Der goldne Topf – Ein Gastbeitrag
E.T.A. Hoffmann – Der goldne Topf
Ein Gastbeitrag von Ann-Sophie*

Ein Meisterwerk eines Meisters
Der goldne Topf gilt wohl als das erfolgreichste Werk von E.T.A. Hoffmann, welches 1814 veröffentlicht wurde. Durch das Märchen konnte Hoffmann seinen Schriftstellerruhm festigen, die meisten der namhaften Literaturkritiker und Rezensionisten feierten ihn. Eine der Gegenstimmen kam von Wolfgang von Goethe, obwohl er das Werk erst Jahre später zu Gesicht bekam.
Phantastische Märchen
Wie in der Epoche der Romantik üblich, ist Hoffmanns Märchen auf den Motiven des Wundervollen, des Phantastischen und der Sehnsucht aufgebaut. Der Autor zeichnet zwei verschiedene Welten, die für den Hauptcharakter Anselmus zusammenprallen: der bürgerliche Alltag und das wundersame Atlantis.

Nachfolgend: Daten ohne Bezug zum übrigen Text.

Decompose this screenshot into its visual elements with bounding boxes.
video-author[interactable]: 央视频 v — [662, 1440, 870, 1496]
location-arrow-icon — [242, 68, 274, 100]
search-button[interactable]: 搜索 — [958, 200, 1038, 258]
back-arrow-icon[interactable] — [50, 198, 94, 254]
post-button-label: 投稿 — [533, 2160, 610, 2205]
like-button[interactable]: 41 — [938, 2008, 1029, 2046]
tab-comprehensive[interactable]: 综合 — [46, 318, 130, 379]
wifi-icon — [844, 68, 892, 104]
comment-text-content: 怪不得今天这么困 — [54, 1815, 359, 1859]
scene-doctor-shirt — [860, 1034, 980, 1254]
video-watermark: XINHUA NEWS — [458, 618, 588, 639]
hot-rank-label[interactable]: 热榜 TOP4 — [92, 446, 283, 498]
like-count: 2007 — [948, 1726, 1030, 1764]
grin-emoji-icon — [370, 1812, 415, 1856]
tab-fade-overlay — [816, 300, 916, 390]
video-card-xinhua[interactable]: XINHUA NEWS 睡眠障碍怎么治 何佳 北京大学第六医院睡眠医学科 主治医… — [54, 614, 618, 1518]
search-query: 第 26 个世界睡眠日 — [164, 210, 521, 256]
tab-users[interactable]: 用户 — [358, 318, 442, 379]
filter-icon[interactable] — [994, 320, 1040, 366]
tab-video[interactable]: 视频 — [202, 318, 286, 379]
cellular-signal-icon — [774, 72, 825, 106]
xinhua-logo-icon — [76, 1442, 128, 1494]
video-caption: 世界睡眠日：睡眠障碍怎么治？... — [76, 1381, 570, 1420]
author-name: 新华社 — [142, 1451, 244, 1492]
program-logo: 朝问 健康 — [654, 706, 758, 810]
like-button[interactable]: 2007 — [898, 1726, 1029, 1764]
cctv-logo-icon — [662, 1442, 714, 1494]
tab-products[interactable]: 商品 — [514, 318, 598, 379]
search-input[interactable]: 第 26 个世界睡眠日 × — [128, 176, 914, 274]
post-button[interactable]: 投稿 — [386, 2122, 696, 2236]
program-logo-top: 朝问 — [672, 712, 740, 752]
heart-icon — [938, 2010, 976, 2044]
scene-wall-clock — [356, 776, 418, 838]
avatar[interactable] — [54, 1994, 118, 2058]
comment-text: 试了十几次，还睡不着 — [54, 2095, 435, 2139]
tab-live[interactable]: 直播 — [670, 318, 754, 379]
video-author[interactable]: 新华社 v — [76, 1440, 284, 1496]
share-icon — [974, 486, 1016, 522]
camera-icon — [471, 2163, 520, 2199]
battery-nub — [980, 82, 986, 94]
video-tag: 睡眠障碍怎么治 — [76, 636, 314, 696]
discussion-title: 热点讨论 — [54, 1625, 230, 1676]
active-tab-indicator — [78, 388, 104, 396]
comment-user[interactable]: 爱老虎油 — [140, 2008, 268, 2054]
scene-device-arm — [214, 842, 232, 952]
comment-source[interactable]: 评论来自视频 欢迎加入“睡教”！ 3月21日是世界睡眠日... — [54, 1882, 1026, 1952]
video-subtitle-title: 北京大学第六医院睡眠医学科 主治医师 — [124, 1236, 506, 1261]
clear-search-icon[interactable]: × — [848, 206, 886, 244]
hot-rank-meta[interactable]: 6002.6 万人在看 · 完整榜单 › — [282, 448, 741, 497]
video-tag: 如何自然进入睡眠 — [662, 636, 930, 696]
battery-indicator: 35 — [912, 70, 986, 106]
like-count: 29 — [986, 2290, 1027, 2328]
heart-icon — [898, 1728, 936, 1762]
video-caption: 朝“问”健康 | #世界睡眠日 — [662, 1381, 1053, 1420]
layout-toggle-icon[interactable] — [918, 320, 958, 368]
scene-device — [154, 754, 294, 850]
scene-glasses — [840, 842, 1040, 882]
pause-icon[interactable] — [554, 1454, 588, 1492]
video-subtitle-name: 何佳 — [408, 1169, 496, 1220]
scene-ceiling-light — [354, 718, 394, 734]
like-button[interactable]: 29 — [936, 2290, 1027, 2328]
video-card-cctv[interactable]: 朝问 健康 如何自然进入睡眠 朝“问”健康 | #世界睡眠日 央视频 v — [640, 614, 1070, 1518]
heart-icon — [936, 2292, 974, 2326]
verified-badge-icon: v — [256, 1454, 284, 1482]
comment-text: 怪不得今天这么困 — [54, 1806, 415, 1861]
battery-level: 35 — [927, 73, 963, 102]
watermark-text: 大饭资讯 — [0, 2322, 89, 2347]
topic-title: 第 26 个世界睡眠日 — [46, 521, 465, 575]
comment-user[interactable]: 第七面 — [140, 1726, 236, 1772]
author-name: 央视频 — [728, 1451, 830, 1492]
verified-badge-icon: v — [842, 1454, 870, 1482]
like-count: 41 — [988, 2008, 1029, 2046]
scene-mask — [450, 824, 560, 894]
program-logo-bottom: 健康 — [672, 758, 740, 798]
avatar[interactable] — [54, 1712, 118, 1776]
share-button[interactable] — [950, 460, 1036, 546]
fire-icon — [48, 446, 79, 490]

Verhängnisvolle Prophezeiungen
Der junge Student Anselmus ist tollpatschig und ungeschickt. So passiert es, dass er Äpfel und Kuchen einer alten Frau auf dem Marktplatz umstößt, die ihm daraufhin wütend hinterherbrüllt: „Ins Kristall bald dein Fall – ins Kristall!“
Später soll der junge Mann erfahren, dass das Äpfelweib ihm nicht gedroht, sondern lediglich eine Prophezeiung gemacht hat. Aber da sie ihm Angst einflößt, flieht er und wird auf einen Holunderbusch aufmerksam, in dem drei goldgrüne Schlangen singen. Eine Schlange schaut ihn mit ihren blauen Augen an und er verliebt sich in sie. Das Problem: sie verschwindet und lässt ihn, den Holunderbaum schüttelnd und anschreiend, zurück.
Ein ungewöhnlicher Wandel
So wird Anselmus‘ Leben Stück für Stück außerordentlicher und seltsamer. Von einem Freund empfohlen, tritt er eine neue Arbeit an. Sein Arbeitgeber Archivarius Lindhorst ist Zauberer und vertraut dem jungen Mann an, dass die drei Schlangen seine Töchter sind, die Blauäugige heißt Serpentina. Archivarius wurde aus seiner phantastischen Heimat Atlantis verbannt und kann nur dorthin zurück, wenn seine Töchter geheiratet haben. Doch um Serpentina zu heiraten, muss Anselmus sich erst als würdig erweisen.
Verzerrung der Realität
Zudem zerren und buhlen die Alltagsrealität und die phantastische Welt um Anselmus. Die beiden Welten werden als gegensätzlich dargestellt. Der Alltag wird als negativ und öde und die phantastische Welt als bunt und willkommen gezeichnet. Doch nichtsdestotrotz werden die Menschen, die in der Alltagsrealität verweilen, nicht dafür abgestraft, nach weltlichen Besitztümern oder bürgerlicher Liebe zu streben. Veronika hat ein Auge auf Anselmus geworfen, da er ihr ein gutes Leben bieten kann. Als sie einsieht, dass er Serpentina liebt, heiratet sie einen anderen Mann, der ihre Vorstellungen von Bürgerlichkeit und Wohlergehen erfüllt. So werden Anselmus im wundersamen Atlantis und Veronika in der eigentlich öden Alltagsrealität glücklich, sie wird vom Autor also nicht dafür abgestraft, dass sie sich für die bürgerliche Welt entschieden hat.
Bruch mit den Traditionen
Der goldne Topf zählt als Märchen und trägt sogar den Untertitel Ein Märchen aus der neuen Zeit. Trotzdem bricht Hoffmann mehrmals mit den typischen Gattungsmerkmalen. So beginnt er nicht mit dem altbekannten „Es war einmal…“, sondern mit „Am Himmelfahrtstage, nachmittags um drei Uhr, rannte ein junger Mensch in Dresden durchs Schwarze Tor…“. Diese genaue Spezifizierung von Raum und Zeit wird man bei den Grimmschen Volksmärchen vergeblich suchen.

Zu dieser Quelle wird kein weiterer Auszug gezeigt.